Itulah dua pertanyaan yang terus mengganjal benak saya saat mengemudi mobil dari Seulimum ke Banda Aceh. Kapankah jawabannya akan diperoleh? Saya benar-benar dibuat penasaran selama berada di Banda Aceh. Saya harus temukan jawabannya. Dan, dalam perjalanan pulang ke Takengon, Jumat lalu, saya mampir ke sebuah bedeng tempat tebu-tebu Blang Mancung diturunkan pada Selasa malam yang lalu.
Sambil menikmati air kelapa muda, saya beranikan diri berbincang-bincang dengan si pemilik bedeng. Dia seorang perempuan paruh baya, namanya Neti, penduduk Lampisang Aceh Besar. Dari ceritanya, dia pernah bekerja sebagai kasir pada sebuah cafe di Banda Aceh. Gajinya sebagai kasir lumayan besar, Rp 2 juta per bulan. Setiap hari dia berkutat dengan angka-angka, akhirnya jenuh. Kemudian, perempuan itu memutuskan hubungan kerja, lalu membuka usaha warung air tebu dan kelapa muda di pinggir jalan negara Banda Aceh-Medan.
Memadaikah penghasilannya? Tentu, rata-rata omset warung air tebu yang dikelolanya mencapai Rp 300 ribu per hari.

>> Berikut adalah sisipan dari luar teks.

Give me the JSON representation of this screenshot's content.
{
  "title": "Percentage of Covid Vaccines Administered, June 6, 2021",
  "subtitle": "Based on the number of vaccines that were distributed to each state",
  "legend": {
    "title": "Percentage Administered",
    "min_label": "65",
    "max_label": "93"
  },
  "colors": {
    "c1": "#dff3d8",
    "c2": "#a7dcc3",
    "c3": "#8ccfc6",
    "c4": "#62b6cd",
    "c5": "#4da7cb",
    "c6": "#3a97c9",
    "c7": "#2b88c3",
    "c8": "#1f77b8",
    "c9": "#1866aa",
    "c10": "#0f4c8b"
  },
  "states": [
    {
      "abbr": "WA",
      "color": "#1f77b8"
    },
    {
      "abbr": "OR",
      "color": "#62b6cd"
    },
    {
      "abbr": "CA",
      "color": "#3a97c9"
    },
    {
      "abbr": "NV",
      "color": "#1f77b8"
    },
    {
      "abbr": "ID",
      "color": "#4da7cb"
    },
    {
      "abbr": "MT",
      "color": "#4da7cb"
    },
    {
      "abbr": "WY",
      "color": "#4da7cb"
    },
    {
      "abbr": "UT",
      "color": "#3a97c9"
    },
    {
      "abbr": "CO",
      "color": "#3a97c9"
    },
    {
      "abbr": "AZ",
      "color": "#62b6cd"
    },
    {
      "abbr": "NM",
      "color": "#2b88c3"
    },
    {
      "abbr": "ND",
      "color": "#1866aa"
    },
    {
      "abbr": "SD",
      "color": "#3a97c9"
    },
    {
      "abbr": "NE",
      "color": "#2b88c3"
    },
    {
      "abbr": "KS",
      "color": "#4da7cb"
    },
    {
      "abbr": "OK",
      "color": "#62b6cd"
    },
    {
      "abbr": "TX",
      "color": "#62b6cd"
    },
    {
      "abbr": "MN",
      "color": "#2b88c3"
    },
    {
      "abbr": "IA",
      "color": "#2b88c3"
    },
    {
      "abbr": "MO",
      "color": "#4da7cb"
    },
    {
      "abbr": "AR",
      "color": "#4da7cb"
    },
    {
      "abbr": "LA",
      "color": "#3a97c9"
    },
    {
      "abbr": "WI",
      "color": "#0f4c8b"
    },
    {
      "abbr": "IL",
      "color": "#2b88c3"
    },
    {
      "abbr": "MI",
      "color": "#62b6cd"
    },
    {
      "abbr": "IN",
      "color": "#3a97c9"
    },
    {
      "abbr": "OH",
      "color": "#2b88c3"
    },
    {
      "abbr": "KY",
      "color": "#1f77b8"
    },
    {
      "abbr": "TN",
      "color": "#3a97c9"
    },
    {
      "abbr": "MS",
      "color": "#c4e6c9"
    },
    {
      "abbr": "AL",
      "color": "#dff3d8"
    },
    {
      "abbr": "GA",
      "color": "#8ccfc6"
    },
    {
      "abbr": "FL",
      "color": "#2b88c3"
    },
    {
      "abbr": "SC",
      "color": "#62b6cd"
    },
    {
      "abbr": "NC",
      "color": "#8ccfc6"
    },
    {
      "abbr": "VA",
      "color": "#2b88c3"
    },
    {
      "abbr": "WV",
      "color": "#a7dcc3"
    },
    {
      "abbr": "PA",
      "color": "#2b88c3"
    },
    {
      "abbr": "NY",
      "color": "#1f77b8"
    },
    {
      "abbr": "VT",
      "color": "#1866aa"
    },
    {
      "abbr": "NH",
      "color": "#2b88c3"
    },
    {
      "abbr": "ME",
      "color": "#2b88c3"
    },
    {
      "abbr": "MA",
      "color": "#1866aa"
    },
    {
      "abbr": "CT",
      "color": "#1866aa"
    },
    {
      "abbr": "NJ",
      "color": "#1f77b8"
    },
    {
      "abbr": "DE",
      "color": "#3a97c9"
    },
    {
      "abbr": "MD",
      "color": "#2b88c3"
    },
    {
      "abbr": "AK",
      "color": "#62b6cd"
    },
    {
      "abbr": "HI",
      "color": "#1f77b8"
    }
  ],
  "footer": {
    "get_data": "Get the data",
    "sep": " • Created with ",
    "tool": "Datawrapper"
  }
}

Dari omset sebesar itu, dia meraup pendapatan bersih sekitar Rp 100 ribu sehari. Pada hari raya idul fitri lalu, omsetnya mencapai Rp 1,5 juta sehari. Wah, usahanya “makin manis” berkat air tebu Blang Mancung.
Saya coba telisik asal pasokan tebu-tebu itu. “Dari Takengon,” kata Neti blak-blakan. Sanggah saya, “di Aceh Besar banyak tanaman tebu, kenapa harus dipasok dari Takengon?” Menurut Neti, tebu Aceh Besar terlalu manis lagi pula air perasannya berwarna merah kehitam-hitaman. Orang yang mampir ke warungnya kurang suka air tebu yang terlalu manis, apalagi warnanya kurang menarik. “Seolah-olah air tebu itu sudah lama,” ungkap Neti.
“Air tebu dari Takengon berwarna hijau, itu warna yang disukai orang,” tambah Neti.
Berapa harga sebatang tebu yang harus dibayar Neti? Murah, kata perempuan itu, berkilah. Meskipun akhirnya dia mengakui bahwa harga tebu Blang Mancung adalah Rp 2.800 per batang. Satu ikat itu sebanyak 10 batang, harganya Rp 28 ribu.
Kapan harga tebu tersebut dibayar? Menurut Neti, sore nanti ketika sopir truk pulang dari Banda Aceh. Mereka mampir ke warungnya dan bedeng-bedeng lain untuk menagih uang penjualan tebu. Sederhana bukan? Begitulah kisah minuman manis berwarna hijau yang kini makin diminati para musafir. Itulah air perasan tebu Blang Mancung.